Echo de menos a los niños. No a los míos, porque todavía no soy padre, sino a los niños que jugaban en la calle. ¿Se acuerdan de ellos? Estaban en cada plaza, parque o callejón con sus balones de fútbol, sus canicas o saltando a la comba. ¿Alguien sabe dónde se han metido? Esa misma pregunta se la hice a un hombre mayor vecino mío. La verdad es que se quedó muy sorprendido cuando se lo solté, no se lo esperaba. Pero diez segundos más tarde me dijo que los padres los tenían encerrados en las academias de repaso, en las escuelas de idiomas, en los polideportivos y, en el peor de los casos, frente a un televisor o una consola.

Muy a menudo me viene a la memoria aquella algarabía que montábamos los chavales jugando al fútbol en medio de la calle y dando balonazos a todo lo que se movía (ancianos, coches, motos aparcadas, escaparates y papeleras, básicamente). ¿No preferirían oír las risas de niños divirtiéndose al ruido del tráfico? Es obvio que aquella actividad entrañaba peligro para todo aquel que se acercara, pero sin la presencia de aquellos jóvenes en nuestras calles creo que poco a poco estamos perdiendo humanidad.

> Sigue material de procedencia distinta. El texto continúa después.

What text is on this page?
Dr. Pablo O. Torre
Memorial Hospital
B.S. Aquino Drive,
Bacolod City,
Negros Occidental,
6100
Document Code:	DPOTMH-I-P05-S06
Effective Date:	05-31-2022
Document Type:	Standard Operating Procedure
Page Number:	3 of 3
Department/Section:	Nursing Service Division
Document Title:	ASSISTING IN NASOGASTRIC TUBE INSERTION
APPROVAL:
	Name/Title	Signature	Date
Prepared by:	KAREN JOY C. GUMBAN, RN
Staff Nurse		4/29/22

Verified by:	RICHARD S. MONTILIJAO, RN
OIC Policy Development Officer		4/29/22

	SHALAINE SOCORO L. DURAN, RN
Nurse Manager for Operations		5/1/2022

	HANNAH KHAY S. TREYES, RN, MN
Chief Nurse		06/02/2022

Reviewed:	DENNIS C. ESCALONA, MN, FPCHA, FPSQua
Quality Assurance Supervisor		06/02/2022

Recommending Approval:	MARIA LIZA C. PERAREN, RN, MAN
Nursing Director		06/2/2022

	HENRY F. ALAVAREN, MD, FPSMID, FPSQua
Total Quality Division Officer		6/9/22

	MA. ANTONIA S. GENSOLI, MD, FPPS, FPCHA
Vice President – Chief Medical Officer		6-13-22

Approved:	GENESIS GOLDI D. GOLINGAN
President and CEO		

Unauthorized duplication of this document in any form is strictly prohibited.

Una señal para la esperanza es la súbita pasión que los niños han descubierto con las peonzas de plástico, una diversión olvidada hace más de dos décadas que vuelve a estar de moda. Ya sólo nos queda que las plazas vuelvan a llenarse de gente intercambiando cromos. Si algún día tengo hijos les aseguro que seré el primero en echarlos de casa para que bajen a jugar a la calle, haga frío, calor o esté nevando. Eso sí, tampoco hay que llegar a las guerras de piedras que antaño disputaban los jóvenes de los distintos barrios de Vila, entonces las farmacias tendrían el negocio asegurado.